The year that is drawing towards its close, has been filled with the blessings of fruitful fields and healthful skies. To these bounties, which are so constantly enjoyed that we are prone to forget the source from which they come… No human counsel hath devised nor hath any mortal hand worked out these great things. They are the gracious gifts of the Most High God, who, while dealing with us in anger for our sins, hath nevertheless remembered mercy. It has seemed to me fit and proper that they should be solemnly, reverently and gratefully acknowledged as with one heart and one voice by the whole American People.

I do therefore invite my fellow citizens in every part of the United States, and also those who are at sea and those who are sojourning in foreign lands, to set apart and observe the last Thursday of November next, as a day of Thanksgiving and Praise to our beneficent Father who dwelleth in the Heavens. And I recommend to them that while offering up the ascriptions justly due to Him for such singular deliverances and blessings, they do also, with humble penitence for our national perverseness and disobedience, commend to His tender care all those who have become widows, orphans, mourners or sufferers in the lamentable civil strife in which we are unavoidably engaged, and fervently implore the interposition of the Almighty Hand to heal the wounds of the nation and to restore it as soon as may be consistent with the Divine purposes to the full enjoyment of peace, harmony, tranquility and Union."

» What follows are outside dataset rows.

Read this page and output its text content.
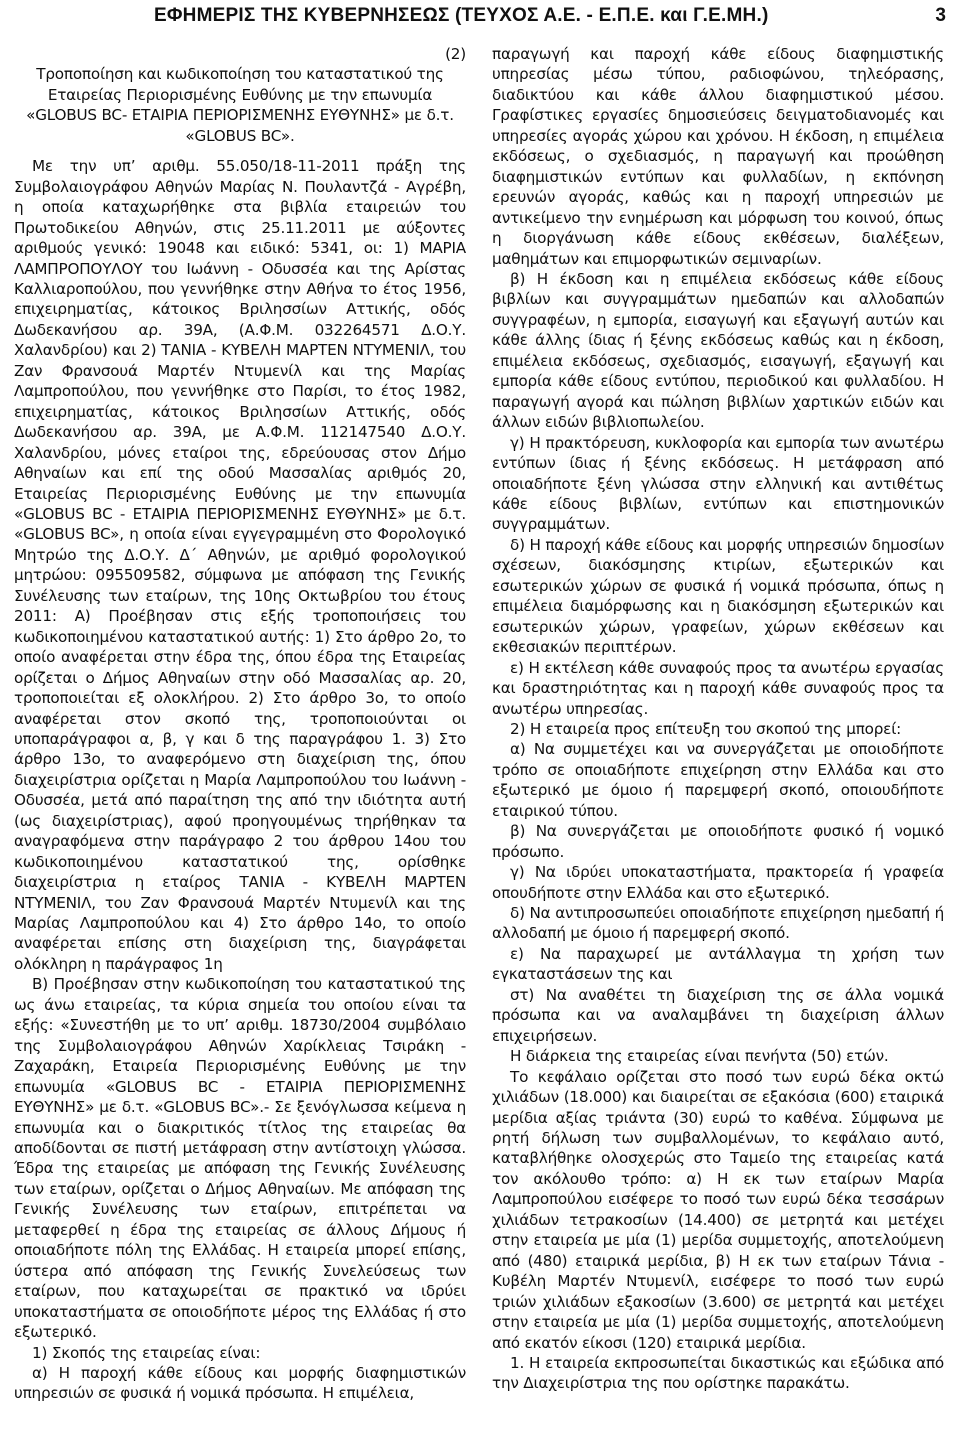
ΕΦΗΜΕΡΙΣ ΤΗΣ ΚΥΒΕΡΝΗΣΕΩΣ (ΤΕΥΧΟΣ Α.Ε. - Ε.Π.Ε. και Γ.Ε.ΜΗ.)	3

(2)

Τροποποίηση και κωδικοποίηση του καταστατικού της Εταιρείας Περιορισμένης Ευθύνης με την επωνυμία «GLOBUS BC- ΕΤΑΙΡΙΑ ΠΕΡΙΟΡΙΣΜΕΝΗΣ ΕΥΘΥΝΗΣ» με δ.τ. «GLOBUS BC».

Με την υπ’ αριθμ. 55.050/18-11-2011 πράξη της Συμβολαιογράφου Αθηνών Μαρίας Ν. Πουλαντζά - Αγρέβη, η οποία καταχωρήθηκε στα βιβλία εταιρειών του Πρωτοδικείου Αθηνών, στις 25.11.2011 με αύξοντες αριθμούς γενικό: 19048 και ειδικό: 5341, οι: 1) ΜΑΡΙΑ ΛΑΜΠΡΟΠΟΥΛΟΥ του Ιωάννη - Οδυσσέα και της Αρίστας Καλλιαροπούλου, που γεννήθηκε στην Αθήνα το έτος 1956, επιχειρηματίας, κάτοικος Βριλησσίων Αττικής, οδός Δωδεκανήσου αρ. 39Α, (Α.Φ.Μ. 032264571 Δ.Ο.Υ. Χαλανδρίου) και 2) ΤΑΝΙΑ - ΚΥΒΕΛΗ ΜΑΡΤΕΝ ΝΤΥΜΕΝΙΛ, του Ζαν Φρανσουά Μαρτέν Ντυμενίλ και της Μαρίας Λαμπροπούλου, που γεννήθηκε στο Παρίσι, το έτος 1982, επιχειρηματίας, κάτοικος Βριλησσίων Αττικής, οδός Δωδεκανήσου αρ. 39Α, με Α.Φ.Μ. 112147540 Δ.Ο.Υ. Χαλανδρίου, μόνες εταίροι της, εδρεύουσας στον Δήμο Αθηναίων και επί της οδού Μασσαλίας αριθμός 20, Εταιρείας Περιορισμένης Ευθύνης με την επωνυμία «GLOBUS BC - ΕΤΑΙΡΙΑ ΠΕΡΙΟΡΙΣΜΕΝΗΣ ΕΥΘΥΝΗΣ» με δ.τ. «GLOBUS BC», η οποία είναι εγγεγραμμένη στο Φορολογικό Μητρώο της Δ.Ο.Υ. Δ΄ Αθηνών, με αριθμό φορολογικού μητρώου: 095509582, σύμφωνα με απόφαση της Γενικής Συνέλευσης των εταίρων, της 10ης Οκτωβρίου του έτους 2011: Α) Προέβησαν στις εξής τροποποιήσεις του κωδικοποιημένου καταστατικού αυτής: 1) Στο άρθρο 2ο, το οποίο αναφέρεται στην έδρα της, όπου έδρα της Εταιρείας ορίζεται ο Δήμος Αθηναίων στην οδό Μασσαλίας αρ. 20, τροποποιείται εξ ολοκλήρου. 2) Στο άρθρο 3ο, το οποίο αναφέρεται στον σκοπό της, τροποποιούνται οι υποπαράγραφοι α, β, γ και δ της παραγράφου 1. 3) Στο άρθρο 13ο, το αναφερόμενο στη διαχείριση της, όπου διαχειρίστρια ορίζεται η Μαρία Λαμπροπούλου του Ιωάννη - Οδυσσέα, μετά από παραίτηση της από την ιδιότητα αυτή (ως διαχειρίστριας), αφού προηγουμένως τηρήθηκαν τα αναγραφόμενα στην παράγραφο 2 του άρθρου 14ου του κωδικοποιημένου καταστατικού της, ορίσθηκε διαχειρίστρια η εταίρος ΤΑΝΙΑ - ΚΥΒΕΛΗ ΜΑΡΤΕΝ ΝΤΥΜΕΝΙΛ, του Ζαν Φρανσουά Μαρτέν Ντυμενίλ και της Μαρίας Λαμπροπούλου και 4) Στο άρθρο 14ο, το οποίο αναφέρεται επίσης στη διαχείριση της, διαγράφεται ολόκληρη η παράγραφος 1η

Β) Προέβησαν στην κωδικοποίηση του καταστατικού της ως άνω εταιρείας, τα κύρια σημεία του οποίου είναι τα εξής: «Συνεστήθη με το υπ’ αριθμ. 18730/2004 συμβόλαιο της Συμβολαιογράφου Αθηνών Χαρίκλειας Τσιράκη - Ζαχαράκη, Εταιρεία Περιορισμένης Ευθύνης με την επωνυμία «GLOBUS BC - ΕΤΑΙΡΙΑ ΠΕΡΙΟΡΙΣΜΕΝΗΣ ΕΥΘΥΝΗΣ» με δ.τ. «GLOBUS BC».- Σε ξενόγλωσσα κείμενα η επωνυμία και ο διακριτικός τίτλος της εταιρείας θα αποδίδονται σε πιστή μετάφραση στην αντίστοιχη γλώσσα. Έδρα της εταιρείας με απόφαση της Γενικής Συνέλευσης των εταίρων, ορίζεται ο Δήμος Αθηναίων. Με απόφαση της Γενικής Συνέλευσης των εταίρων, επιτρέπεται να μεταφερθεί η έδρα της εταιρείας σε άλλους Δήμους ή οποιαδήποτε πόλη της Ελλάδας. Η εταιρεία μπορεί επίσης, ύστερα από απόφαση της Γενικής Συνελεύσεως των εταίρων, που καταχωρείται σε πρακτικό να ιδρύει υποκαταστήματα σε οποιοδήποτε μέρος της Ελλάδας ή στο εξωτερικό.

1) Σκοπός της εταιρείας είναι:

α) Η παροχή κάθε είδους και μορφής διαφημιστικών υπηρεσιών σε φυσικά ή νομικά πρόσωπα. Η επιμέλεια,

παραγωγή και παροχή κάθε είδους διαφημιστικής υπηρεσίας μέσω τύπου, ραδιοφώνου, τηλεόρασης, διαδικτύου και κάθε άλλου διαφημιστικού μέσου. Γραφίστικες εργασίες δημοσιεύσεις δειγματοδιανομές και υπηρεσίες αγοράς χώρου και χρόνου. Η έκδοση, η επιμέλεια εκδόσεως, ο σχεδιασμός, η παραγωγή και προώθηση διαφημιστικών εντύπων και φυλλαδίων, η εκπόνηση ερευνών αγοράς, καθώς και η παροχή υπηρεσιών με αντικείμενο την ενημέρωση και μόρφωση του κοινού, όπως η διοργάνωση κάθε είδους εκθέσεων, διαλέξεων, μαθημάτων και επιμορφωτικών σεμιναρίων.

β) Η έκδοση και η επιμέλεια εκδόσεως κάθε είδους βιβλίων και συγγραμμάτων ημεδαπών και αλλοδαπών συγγραφέων, η εμπορία, εισαγωγή και εξαγωγή αυτών και κάθε άλλης ίδιας ή ξένης εκδόσεως καθώς και η έκδοση, επιμέλεια εκδόσεως, σχεδιασμός, εισαγωγή, εξαγωγή και εμπορία κάθε είδους εντύπου, περιοδικού και φυλλαδίου. Η παραγωγή αγορά και πώληση βιβλίων χαρτικών ειδών και άλλων ειδών βιβλιοπωλείου.

γ) Η πρακτόρευση, κυκλοφορία και εμπορία των ανωτέρω εντύπων ίδιας ή ξένης εκδόσεως. Η μετάφραση από οποιαδήποτε ξένη γλώσσα στην ελληνική και αντιθέτως κάθε είδους βιβλίων, εντύπων και επιστημονικών συγγραμμάτων.

δ) Η παροχή κάθε είδους και μορφής υπηρεσιών δημοσίων σχέσεων, διακόσμησης κτιρίων, εξωτερικών και εσωτερικών χώρων σε φυσικά ή νομικά πρόσωπα, όπως η επιμέλεια διαμόρφωσης και η διακόσμηση εξωτερικών και εσωτερικών χώρων, γραφείων, χώρων εκθέσεων και εκθεσιακών περιπτέρων.

ε) Η εκτέλεση κάθε συναφούς προς τα ανωτέρω εργασίας και δραστηριότητας και η παροχή κάθε συναφούς προς τα ανωτέρω υπηρεσίας.

2) Η εταιρεία προς επίτευξη του σκοπού της μπορεί:

α) Να συμμετέχει και να συνεργάζεται με οποιοδήποτε τρόπο σε οποιαδήποτε επιχείρηση στην Ελλάδα και στο εξωτερικό με όμοιο ή παρεμφερή σκοπό, οποιουδήποτε εταιρικού τύπου.

β) Να συνεργάζεται με οποιοδήποτε φυσικό ή νομικό πρόσωπο.

γ) Να ιδρύει υποκαταστήματα, πρακτορεία ή γραφεία οπουδήποτε στην Ελλάδα και στο εξωτερικό.

δ) Να αντιπροσωπεύει οποιαδήποτε επιχείρηση ημεδαπή ή αλλοδαπή με όμοιο ή παρεμφερή σκοπό.

ε) Να παραχωρεί με αντάλλαγμα τη χρήση των εγκαταστάσεων της και

στ) Να αναθέτει τη διαχείριση της σε άλλα νομικά πρόσωπα και να αναλαμβάνει τη διαχείριση άλλων επιχειρήσεων.

Η διάρκεια της εταιρείας είναι πενήντα (50) ετών.

Το κεφάλαιο ορίζεται στο ποσό των ευρώ δέκα οκτώ χιλιάδων (18.000) και διαιρείται σε εξακόσια (600) εταιρικά μερίδια αξίας τριάντα (30) ευρώ το καθένα. Σύμφωνα με ρητή δήλωση των συμβαλλομένων, το κεφάλαιο αυτό, καταβλήθηκε ολοσχερώς στο Ταμείο της εταιρείας κατά τον ακόλουθο τρόπο: α) Η εκ των εταίρων Μαρία Λαμπροπούλου εισέφερε το ποσό των ευρώ δέκα τεσσάρων χιλιάδων τετρακοσίων (14.400) σε μετρητά και μετέχει στην εταιρεία με μία (1) μερίδα συμμετοχής, αποτελούμενη από (480) εταιρικά μερίδια, β) Η εκ των εταίρων Τάνια - Κυβέλη Μαρτέν Ντυμενίλ, εισέφερε το ποσό των ευρώ τριών χιλιάδων εξακοσίων (3.600) σε μετρητά και μετέχει στην εταιρεία με μία (1) μερίδα συμμετοχής, αποτελούμενη από εκατόν είκοσι (120) εταιρικά μερίδια.

1. Η εταιρεία εκπροσωπείται δικαστικώς και εξώδικα από την Διαχειρίστρια της που ορίστηκε παρακάτω.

            For 75 consecutive years, Presidents proclaimed annual Thanksgiving Days in November. They took on the characteristics of both a harvest festival as well as answered prayers for the many blessings we have received as a nation. In 1939 FDR changed the holiday to the third Thursday in November to satisfy merchants who wanted more time between Thanksgiving and Christmas, but this was officially changed by the Congress in 1941 back to the fourth Thursday in November. In 1956, the Congress officially established our national motto as “in God we trust”, put “under God” in our pledge, and established the National Day of Prayer in May.

            The committee for America’s Hometown Thanksgiving Celebration, along with its parent organization, Plymouth Rock Foundation, want to wish each one who participates and visits us the weekend before Thanksgiving, in the tradition of our nation, thank God for His manifold blessings to us as Americans.